The cost of hiring and equipping such a team can be net-zero, against the long-term reduction in costs that it can deliver. There are substantial long-term benefits from day-rate expensive quant SMEs not doing valuable work, or long lead times to market for FS products. This model offers a reduction in both metrics.

Such a team will have its Objectives & Key Results (OKR) fully aligned with the OKRs of the product teams that it supports, either via the acceleration tookits, embedded data product teams, or training.


One of the challenges of this re-structuring is how to align this new Advanced Analytics team to the existing org structure. This team would most naturally report to a Chief Data Officer (CDO) or a Group/Vector CTO. This allows the Engineering teams to have a seat at the Executive Team and represent technology to the wider business.

There should be a strong preference of a carrot over stick mentality when proposing to adopt these changes. A good leader allows for people to follow rather than force change. Focus on making amuse bouche rather than foie gras.

The Advanced Analytics team needs to quickly focus on a maximal value data product, and scope a Minimal Viable Product (MVP). It will then proceed to interactively create marginal value increments to offer to the consumers. The final MVP will provide a validation of the value chain to the consumers of it. The more useful this MVP is, the more championing its consumers will feed back to the executive team.

Measuring success

Focus on maximising the number of consumers of the toolkit, and via that, the data products curated in the datalake. Carefully curated data products, i.e. a holistic, common, semantic data model across all data vendors, increases the impact you have at the top of the value chain.

Focus on reducing the steps and complexity between the consumers of the data products, i.e., the Quant teams, getting the data products they need fromthe datalake. Offer a polyglot access patter, i.e. both Python and SQL, for the most popular data products to maximise adoption usage.

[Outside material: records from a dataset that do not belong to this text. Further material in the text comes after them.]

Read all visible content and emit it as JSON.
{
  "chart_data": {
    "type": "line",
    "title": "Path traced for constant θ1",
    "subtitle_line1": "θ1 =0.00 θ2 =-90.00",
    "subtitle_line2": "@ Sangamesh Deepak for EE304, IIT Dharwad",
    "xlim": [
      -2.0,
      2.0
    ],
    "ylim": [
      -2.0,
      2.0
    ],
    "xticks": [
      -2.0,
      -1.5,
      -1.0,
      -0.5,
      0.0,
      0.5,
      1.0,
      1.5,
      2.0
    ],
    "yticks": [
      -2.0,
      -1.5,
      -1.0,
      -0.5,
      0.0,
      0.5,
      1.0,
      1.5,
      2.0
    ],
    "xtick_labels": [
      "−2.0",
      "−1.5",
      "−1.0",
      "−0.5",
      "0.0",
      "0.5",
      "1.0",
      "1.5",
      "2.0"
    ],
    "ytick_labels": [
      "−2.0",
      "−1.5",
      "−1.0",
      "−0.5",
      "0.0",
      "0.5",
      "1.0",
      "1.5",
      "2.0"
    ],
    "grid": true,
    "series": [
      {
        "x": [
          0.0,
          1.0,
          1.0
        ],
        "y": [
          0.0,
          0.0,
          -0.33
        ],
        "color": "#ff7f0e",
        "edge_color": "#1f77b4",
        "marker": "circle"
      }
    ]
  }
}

Minimise the time to decision. Every time an analyst is asked a question that drives a decision, a timer is set off. The time it takes from that first query to the point where the questioner can make a decision, should be actively monitored and minimised.

Finally, a Net Promoter Score should be collected and monitored via Pulse surveys at quarterly/semi-annual frequency. This will allow measurement of the indirect impact to happiness and simplicity the platform is offering to its customers.


In this exposition I’ve tried to lay out the view from the “code-face” [sic] with regard to the complexities of offering advanced analytical insights in a field that is rapidly expanding.

Even though the ideas I’m proposing aren’t novel and others have formulated and explained them much better than I have, my view is none-the-less from the vantage point of the day-to-day operations of large, institutional asset managers. The idea of moving from Data Warehouses (1990+) to Datalake (2010+) is probably 15–20 years old already, and the idea of a Distributed Data Mesh was introduced in 2019.

There is still however, a competitive advantage to be exploited here. The Modern Data Platform isn’t offered as a purchasable, end-to-end, SaaS product; not yet anyway! There’s no doubt this is where most of the fin/tech companies are working towards, and there are tectonic forces of land grabbing happening as we speak.

However, for the large asset management company that can invest the budget to recruit and empower these niche, expert teams, it is still possible to build this platform inhouse. This will lead them ahead of the competition being able to buy it as a SaaS product, and get first past the post to reap the benefits of harvesting opportunities more effectively.

This is an existential differentiator that will help a business survive the oncoming torrents of brutal competition on product prices and marginal profits.